Abstract:
Autosomal recessive ROR2-Robinow syndrome is caused by pathogenic variants in the ROR2 gene. Fetal ultrasound done on our patient at 24 + 3/7 weeks gestation showed macrocephaly, brachycephaly, flat face, prominent forehead, mild frontal bossing, lower thoracic hemivertebrae, digital abnormalities and micropenis.
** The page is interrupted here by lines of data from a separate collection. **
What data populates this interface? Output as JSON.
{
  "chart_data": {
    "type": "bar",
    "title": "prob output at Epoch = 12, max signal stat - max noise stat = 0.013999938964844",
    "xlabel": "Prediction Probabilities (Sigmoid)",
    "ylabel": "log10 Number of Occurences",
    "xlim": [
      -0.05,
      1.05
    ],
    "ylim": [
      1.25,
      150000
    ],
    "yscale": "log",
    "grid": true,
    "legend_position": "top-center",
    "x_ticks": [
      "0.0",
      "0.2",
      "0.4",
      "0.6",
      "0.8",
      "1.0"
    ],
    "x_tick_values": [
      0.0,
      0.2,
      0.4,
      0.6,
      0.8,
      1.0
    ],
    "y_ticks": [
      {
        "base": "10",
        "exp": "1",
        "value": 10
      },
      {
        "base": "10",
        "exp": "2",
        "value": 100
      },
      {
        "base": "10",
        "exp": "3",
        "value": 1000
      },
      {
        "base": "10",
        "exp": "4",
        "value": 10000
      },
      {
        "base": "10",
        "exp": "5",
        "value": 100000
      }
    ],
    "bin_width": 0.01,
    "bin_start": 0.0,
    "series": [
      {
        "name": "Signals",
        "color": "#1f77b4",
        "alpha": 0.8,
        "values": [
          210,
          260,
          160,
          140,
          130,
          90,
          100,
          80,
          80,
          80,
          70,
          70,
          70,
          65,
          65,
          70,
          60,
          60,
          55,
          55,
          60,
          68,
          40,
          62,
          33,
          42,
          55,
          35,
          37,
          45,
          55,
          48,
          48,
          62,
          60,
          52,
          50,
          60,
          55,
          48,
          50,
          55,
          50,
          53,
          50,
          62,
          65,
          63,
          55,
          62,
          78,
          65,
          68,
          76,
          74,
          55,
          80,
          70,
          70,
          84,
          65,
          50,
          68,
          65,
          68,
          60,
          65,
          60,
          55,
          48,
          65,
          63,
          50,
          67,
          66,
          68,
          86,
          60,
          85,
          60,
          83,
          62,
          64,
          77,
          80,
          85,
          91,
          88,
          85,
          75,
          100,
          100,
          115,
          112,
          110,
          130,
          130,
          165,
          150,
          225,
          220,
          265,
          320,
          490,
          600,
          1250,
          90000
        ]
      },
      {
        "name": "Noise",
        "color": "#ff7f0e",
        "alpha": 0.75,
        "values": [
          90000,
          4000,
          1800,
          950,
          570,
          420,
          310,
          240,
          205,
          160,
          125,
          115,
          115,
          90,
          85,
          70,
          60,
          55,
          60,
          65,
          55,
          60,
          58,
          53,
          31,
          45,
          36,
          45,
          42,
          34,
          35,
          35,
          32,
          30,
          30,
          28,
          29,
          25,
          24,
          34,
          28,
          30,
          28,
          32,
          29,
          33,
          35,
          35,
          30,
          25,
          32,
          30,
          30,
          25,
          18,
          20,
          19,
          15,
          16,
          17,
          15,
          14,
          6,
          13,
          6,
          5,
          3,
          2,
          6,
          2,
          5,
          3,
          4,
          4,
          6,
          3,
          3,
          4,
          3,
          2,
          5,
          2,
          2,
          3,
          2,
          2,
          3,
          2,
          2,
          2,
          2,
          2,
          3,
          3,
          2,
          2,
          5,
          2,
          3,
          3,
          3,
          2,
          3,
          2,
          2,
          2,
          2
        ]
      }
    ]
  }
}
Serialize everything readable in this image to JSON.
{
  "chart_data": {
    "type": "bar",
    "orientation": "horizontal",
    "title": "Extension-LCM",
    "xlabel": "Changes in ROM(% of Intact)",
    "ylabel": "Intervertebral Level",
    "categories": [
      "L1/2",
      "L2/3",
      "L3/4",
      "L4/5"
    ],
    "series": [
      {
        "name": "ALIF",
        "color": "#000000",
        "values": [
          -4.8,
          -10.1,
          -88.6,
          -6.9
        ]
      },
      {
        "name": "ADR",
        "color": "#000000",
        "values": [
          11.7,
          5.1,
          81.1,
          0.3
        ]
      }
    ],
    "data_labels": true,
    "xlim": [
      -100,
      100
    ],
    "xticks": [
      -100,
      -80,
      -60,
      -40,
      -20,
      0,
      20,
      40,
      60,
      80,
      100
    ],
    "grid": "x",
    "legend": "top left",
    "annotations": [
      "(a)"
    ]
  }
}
Fetal trio whole exome sequencing done on amniocytes showed two pathogenic compound heterozygous variants in the ROR2 gene, c.1324 C > T; p.(Arg442*) maternally inherited and c.1366dup; p.(Leu456Profs*3) apparently de novo. c.1324 C > T; p.(Arg442*) is a nonsense variant resulting in protein truncation reported to be associated with RRS3. c.1366dup; p.(Leu456Profs*3) is a frameshift variant predicted to result in protein truncation reported to segregate with the disease in multiple affected individuals from a single large family with distal symphalangism of the fourth finger. Fetal autopsy following pregnancy termination showed a large head with low-set ears, facial abnormalities, mesomelic bone shortening, hemivertebra, fused S3 and S4 vertebral bodies, several fused rib heads and short penis with buried shaft.
摘要:
常染色体隐性遗传ROR2-Robinow综合征是由ROR2基因的致病变异引起的。在妊娠24+3/7周时对我们的患者进行的胎儿超声检查显示大头畸形,短头畸形,平坦的脸,突出的前额,轻微的额头带,下胸椎,数字异常和微阴茎。在羊膜细胞上进行的胎儿三人组全外显子组测序显示ROR2基因中的两个致病性复合杂合变体,c.1324C>T;p.(Arg442*)母系遗传和c.1366dup;p.(Leu456Profs*3)显然是从头。c.1324C>T;p.(Arg442*)是无义变体,导致据报道与RRS3相关的蛋白质截短。c.1366dup;p。(Leu456Profs*3)是一种移码变体,预计会导致蛋白质截断,据报道,该蛋白质截断与该疾病隔离在一个大型家庭的多个受影响的个体中,该家庭的第四根手指具有远端共形。终止妊娠后的胎儿尸检显示头部较大,耳朵较低,面部异常,间膜骨缩短,半椎骨,融合的S3和S4椎体,几个融合的肋骨头和短阴茎,埋轴。